Zur Darstellung dieses Leimes werden die Füße, nachdem sie von den festeren Beinknochen und Schuhen, welche zu Drechslerarbeiten Verwendung finden, befreit sind, gewaschen und mit noch anhaftenden Haaren in einem geschlossenen Gefäße überhitzten Wasserdämpfen bei 3 Atmosphären Druck drei Stunden lang exponirt, worauf die Flüssigkeit nach etwa halbstündlicher Ruhe abgelassen wird. Die von dem überstehenden Fett getrennte, stark ammoniakhaltige Leimlösung liefert, colirt und im Dampfbade eingedickt, dem erwähnten schwarzen Leim, welcher vollständig getrocknet, eine sehr spröde, zwischen den Fingern leicht zerreibliche Masse darstellt. Die Versuche, denselben zu bleichen, gaben kein günstiges Resultat. Es zeigte sich, daß derselbe bereits zersetzt |507| und kein Glutin mehr sey, oder nur noch sehr wenig davon enthalte. Durch sehr große Mengen schwefliger Säure ließ sich die Masse etwas Heller stellen. Bei der Ausführung im Großen aber dürften sich diesem Agens viele technische Schwierigkeiten in den Weg stellen. Die zur Erzeugung von schwefliger Säure erforderlichen zerbrechlichen Apparate würden in den Händen der Arbeiter bald zertrümmert seyn. Durch Auflösen von schwefligsaurem Natron in der stark verdünnten Leimlösung und Zusatz von Salzsäure könnte der Apparat umgangen werden, wenn nicht die anzuwendende Menge des Salzes eine zu große wäre. Es erfordern 50 Kilogrm. Leim mindestens 2500 Grm. schwefligsaures Natron und 2250 Grm. Salzsäure. Die hieraus resultirenden Salze, wie schwefelsaures Natron und Chlornatrium, wie die noch freie Säure würden die Qualität des Leimes auf keinen Fall erhöhen, sondern denselben zu vielen technischen Zwecken gänzlich unbrauchbar machen. Die Methode mit Mineralsäuren zu bleichen, verbieten aber außerdem schon die eisernen Abdampfgefäße, so daß sie an allen Beinen hinkt und davon gänzlich abgesehen werden mußte.

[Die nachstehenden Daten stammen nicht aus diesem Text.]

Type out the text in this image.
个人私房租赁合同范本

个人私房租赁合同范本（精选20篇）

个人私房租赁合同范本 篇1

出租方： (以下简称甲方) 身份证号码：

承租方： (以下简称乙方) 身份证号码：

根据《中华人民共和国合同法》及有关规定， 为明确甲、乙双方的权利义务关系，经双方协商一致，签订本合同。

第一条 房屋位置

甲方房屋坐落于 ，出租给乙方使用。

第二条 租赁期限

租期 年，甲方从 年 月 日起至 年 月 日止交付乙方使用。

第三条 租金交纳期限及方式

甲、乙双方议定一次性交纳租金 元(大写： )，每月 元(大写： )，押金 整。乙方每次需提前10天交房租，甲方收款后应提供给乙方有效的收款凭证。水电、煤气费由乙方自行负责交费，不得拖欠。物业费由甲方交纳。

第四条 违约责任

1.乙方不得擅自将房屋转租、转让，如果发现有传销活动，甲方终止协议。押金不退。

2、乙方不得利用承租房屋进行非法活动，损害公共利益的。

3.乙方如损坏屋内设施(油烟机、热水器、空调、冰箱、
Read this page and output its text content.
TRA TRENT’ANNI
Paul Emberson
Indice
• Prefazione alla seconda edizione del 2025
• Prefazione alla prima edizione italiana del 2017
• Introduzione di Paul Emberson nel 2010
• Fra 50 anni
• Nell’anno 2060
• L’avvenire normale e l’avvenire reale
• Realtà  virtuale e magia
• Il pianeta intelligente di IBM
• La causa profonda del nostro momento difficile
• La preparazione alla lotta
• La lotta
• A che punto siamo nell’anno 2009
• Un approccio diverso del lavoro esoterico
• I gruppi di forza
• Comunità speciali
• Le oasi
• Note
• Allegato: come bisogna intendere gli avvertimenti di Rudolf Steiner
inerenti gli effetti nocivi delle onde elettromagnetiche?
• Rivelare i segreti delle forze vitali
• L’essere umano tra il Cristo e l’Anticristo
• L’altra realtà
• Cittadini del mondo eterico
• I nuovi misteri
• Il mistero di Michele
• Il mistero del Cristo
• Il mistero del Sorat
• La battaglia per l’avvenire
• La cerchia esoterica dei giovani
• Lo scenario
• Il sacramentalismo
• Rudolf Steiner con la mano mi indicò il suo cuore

Nach den mißlungenen Versuchen, dem bereits fertigen Leinte die gewünschte Farbe zu geben, blieb nun Nichts übrig, als die Ursache des Schwarzwerdens zu erforschen.

Die Anwesenheit des Schwefels und bedeutender Mengen von Ammoniaksalzen in der Leimflüssigkeit war zu auffallend, als daß sie sich hätten lange der Beobachtung entziehen können. Es konnten diese nur durch zu starke und zu anhaltende Dampfeinwirkung sich gebildet haben, unter welcher nicht nur die Knorpelsubstanz in den Leim, sondern auch die Haare mit in Lösung gegangen waren, und schien gerade dieser Umstand die Schwarzfärbung herbeizuführen.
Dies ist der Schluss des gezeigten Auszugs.